A Templar castle built on a low hill in the Judaean foothills adjacent to ‘Amwas (in mod. West Bank) at the point where the road from Jaffa (mod. Tel Aviv-Yafo, Israel) to Jerusalem was met by one from Ascalon (mod. Tel Ashqelon, Israel).
The foundation of Toron des Chevaliers between 1137 and 1141 is attributed by the Chronica Aldephonsi imperatoris to Rodrigo Gonzalez, count of Toledo, who was apparently serving with the Templars at the time. Like the castles of Ibelin, Blanchegarde, and Bethegibelin, its purpose was to protect the southern parts of the kingdom of Jerusalem from Muslim raiding from Ascalon, and to serve as a nucleus for Frankish settlement. In 1169-1171, the Jewish traveler Benjamin of Tudela refers to it in Spanish as Toron de los Caballeros (Tower of the Knights).
Archaeological remains confirm that this name, from which the Arabic name Latrun was subsequently derived, referred to a large tower, or donjon, that stood at the center of the castle, within a rectangular enclosure filled with vaulted buildings, including a chapel. Enclosing this was a larger polygonal enceinte, containing stables and other buildings.

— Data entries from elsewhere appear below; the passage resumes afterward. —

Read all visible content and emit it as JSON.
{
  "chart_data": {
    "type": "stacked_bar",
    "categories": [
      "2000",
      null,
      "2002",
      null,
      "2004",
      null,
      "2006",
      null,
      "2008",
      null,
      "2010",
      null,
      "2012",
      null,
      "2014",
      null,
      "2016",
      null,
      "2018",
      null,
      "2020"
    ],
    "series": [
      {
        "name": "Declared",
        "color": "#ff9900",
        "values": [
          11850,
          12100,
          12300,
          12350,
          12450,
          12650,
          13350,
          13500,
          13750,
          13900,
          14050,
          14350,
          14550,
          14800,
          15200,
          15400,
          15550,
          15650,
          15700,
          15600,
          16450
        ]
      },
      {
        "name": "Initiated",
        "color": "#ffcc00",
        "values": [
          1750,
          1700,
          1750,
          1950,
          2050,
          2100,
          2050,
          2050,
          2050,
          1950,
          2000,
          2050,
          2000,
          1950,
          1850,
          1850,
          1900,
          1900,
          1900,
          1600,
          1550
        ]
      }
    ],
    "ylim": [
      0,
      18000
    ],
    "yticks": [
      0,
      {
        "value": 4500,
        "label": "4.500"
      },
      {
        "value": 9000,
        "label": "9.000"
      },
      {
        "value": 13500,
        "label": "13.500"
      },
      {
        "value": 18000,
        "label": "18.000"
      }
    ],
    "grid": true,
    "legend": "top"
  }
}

It seems likely that the Templars held an extensive estate in the area, including ‘Amwas (Lat. Emmaus) and Chastel Hernaut (Lat. Castellum Arnaldi), though information about it is sparse. They surrendered Toron and Gaza to the Ayyûbid prince al-‘Ādil in September 1187 in return for the release of their master, Gerard of Ridefort, and in December 1191 Saladin ordered its destruction. Although it was returned to the Christians between 1229 and 1244, there is no evidence that the order ever rebuilt it.